I have thoughts, and then I reflect on certain things. Perhaps I need to start sharing those reflections with others. These reflections come from the past, and often have hints of my spirituality in them.
For example, there have been two dates recently that I have reflected on or somewhere near. One is September 26th, the other is October 11th.
September 26th was the sixth anniversary of me entering active duty and reporting the basic training. I have often wondered since then whether I did the right thing. My job is quite thankless. Not a lot of people on base like us. I cannot remember the last time I went to help someone out rather than bust them for doing something stupid. I have had people I thought were friends turn around and spread nasty rumors behind my back. I have had other friends turn around, take leave of any common sense and good judgment they had, and do something beyond stupid and ruin their careers over it. I have lost days of work for stupid, pointless appointments. I cannot guarantee my time off. I have had sleep and meals interrupted. At my last base, I lived off of four hours of sleep a night just so I could have some semblance of a personal life. I have had to explain to people why I sometimes take my time eating, as though savoring every bite. I have had to explain to others how I can inhale my food so quickly. My job has too much politics, too many liars, not nearly enough honesty, too many hypocrites, and more.

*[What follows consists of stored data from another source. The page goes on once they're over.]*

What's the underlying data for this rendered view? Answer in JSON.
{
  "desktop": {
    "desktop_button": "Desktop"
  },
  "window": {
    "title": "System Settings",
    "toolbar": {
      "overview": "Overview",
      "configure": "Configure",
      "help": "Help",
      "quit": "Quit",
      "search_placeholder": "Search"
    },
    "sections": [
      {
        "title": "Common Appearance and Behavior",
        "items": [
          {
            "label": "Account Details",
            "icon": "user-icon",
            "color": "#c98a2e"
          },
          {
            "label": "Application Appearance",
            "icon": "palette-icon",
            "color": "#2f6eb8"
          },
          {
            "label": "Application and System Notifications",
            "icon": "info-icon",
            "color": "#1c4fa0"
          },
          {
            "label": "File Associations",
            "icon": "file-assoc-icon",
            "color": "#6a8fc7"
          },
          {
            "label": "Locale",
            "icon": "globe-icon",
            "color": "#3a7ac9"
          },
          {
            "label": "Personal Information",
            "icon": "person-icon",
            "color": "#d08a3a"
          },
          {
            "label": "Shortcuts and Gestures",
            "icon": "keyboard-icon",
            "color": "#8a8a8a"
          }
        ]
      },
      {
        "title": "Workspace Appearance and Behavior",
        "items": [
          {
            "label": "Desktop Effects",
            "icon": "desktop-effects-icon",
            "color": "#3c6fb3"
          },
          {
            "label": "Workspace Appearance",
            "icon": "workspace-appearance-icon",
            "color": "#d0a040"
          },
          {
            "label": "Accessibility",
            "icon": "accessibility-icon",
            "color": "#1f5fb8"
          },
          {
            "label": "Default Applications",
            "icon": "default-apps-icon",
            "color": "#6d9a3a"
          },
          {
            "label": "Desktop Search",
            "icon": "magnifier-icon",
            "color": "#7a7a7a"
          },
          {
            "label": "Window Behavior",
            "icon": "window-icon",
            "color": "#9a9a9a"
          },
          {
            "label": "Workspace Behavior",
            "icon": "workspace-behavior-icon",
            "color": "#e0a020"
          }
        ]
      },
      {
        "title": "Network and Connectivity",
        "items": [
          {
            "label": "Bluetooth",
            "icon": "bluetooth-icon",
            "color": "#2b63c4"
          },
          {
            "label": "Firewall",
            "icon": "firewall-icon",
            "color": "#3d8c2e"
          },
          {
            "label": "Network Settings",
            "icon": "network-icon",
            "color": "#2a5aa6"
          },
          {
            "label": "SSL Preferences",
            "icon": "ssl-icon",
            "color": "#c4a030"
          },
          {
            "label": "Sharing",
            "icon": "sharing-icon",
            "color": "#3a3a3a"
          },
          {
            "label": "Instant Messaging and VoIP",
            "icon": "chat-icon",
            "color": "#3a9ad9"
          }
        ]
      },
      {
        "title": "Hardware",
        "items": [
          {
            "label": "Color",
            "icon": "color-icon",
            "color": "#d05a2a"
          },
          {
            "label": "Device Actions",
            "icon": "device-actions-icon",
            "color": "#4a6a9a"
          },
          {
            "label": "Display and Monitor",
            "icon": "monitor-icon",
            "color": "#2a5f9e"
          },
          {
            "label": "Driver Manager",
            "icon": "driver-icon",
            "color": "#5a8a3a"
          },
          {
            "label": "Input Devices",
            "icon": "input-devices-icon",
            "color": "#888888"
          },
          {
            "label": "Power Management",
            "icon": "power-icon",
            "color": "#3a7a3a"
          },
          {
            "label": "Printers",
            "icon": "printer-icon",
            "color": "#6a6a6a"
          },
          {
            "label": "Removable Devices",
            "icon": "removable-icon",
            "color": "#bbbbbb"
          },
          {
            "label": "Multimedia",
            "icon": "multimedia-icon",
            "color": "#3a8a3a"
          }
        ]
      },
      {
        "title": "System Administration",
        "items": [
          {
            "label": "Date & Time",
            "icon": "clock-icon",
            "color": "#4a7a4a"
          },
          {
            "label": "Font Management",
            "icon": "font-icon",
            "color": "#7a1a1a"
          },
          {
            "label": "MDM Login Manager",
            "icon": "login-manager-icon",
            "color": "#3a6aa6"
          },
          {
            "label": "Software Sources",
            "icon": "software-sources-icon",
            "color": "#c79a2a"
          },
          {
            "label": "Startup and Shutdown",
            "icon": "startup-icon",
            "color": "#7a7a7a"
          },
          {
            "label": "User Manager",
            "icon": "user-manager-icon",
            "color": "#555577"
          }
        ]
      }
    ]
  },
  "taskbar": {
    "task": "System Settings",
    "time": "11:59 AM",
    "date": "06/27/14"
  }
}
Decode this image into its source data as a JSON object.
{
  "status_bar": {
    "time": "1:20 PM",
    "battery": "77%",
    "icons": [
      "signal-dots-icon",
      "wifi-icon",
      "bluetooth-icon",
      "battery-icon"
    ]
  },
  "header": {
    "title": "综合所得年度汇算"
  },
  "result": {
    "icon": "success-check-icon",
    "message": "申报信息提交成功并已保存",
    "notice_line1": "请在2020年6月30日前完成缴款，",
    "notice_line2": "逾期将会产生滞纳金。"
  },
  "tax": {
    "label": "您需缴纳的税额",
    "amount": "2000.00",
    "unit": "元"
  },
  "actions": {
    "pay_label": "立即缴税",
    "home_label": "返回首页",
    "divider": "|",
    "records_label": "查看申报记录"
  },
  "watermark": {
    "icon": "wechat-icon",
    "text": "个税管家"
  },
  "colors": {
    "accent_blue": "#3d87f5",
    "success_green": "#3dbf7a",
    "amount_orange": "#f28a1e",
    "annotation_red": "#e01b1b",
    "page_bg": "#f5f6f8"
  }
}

Yet, so does the rest of society. I can say the last six years have been an eye opening experience. I honestly thought I knew somewhat how the world worked when I joined the military six years ago. I had no clue.
At the same time, I have met some of the best people, who I would have had no hope of meeting had I stayed in Seattle. I have seen many more places that I would not have seen. The military is full of its downs, but sometimes the ups really do make up for it. One just has to remember them. It is not easy, by any means, but I try. I try my hardest to remember the good that has come.
October 11th marked the tenth anniversary of a friend's death. He was 21 when he died. I met him at the recreation center where both of us worked as lifeguards and swim instructors. He was so full of energy and had so many plans and dreams that were on the verge of coming true. Then, on October 11, 1997, he went scuba diving with a friend, and something went horribly wrong. He drowned, and his friend ended up in the hospital for several hours after rushing to the surface to get help. His body was found a month later.
This is one of the things that has often lead me to question why so many things happen to believers. We suffer greatly, and yet we try to find a way to praise God. If we seek His comfort, He provides it. But how many people forget in their pain to seek Him? I know I have. Too many times, in fact. But those times are not as frequent as they used to be. Does the pain fade? Not always.
It took a long time to get over my friend's death. His death was my first experience of losing someone that I knew well. I have lost one of my grandfathers and at least two classmates since then. Grieving does not get easier with each death. I have found that it tends to reopen the other wounds.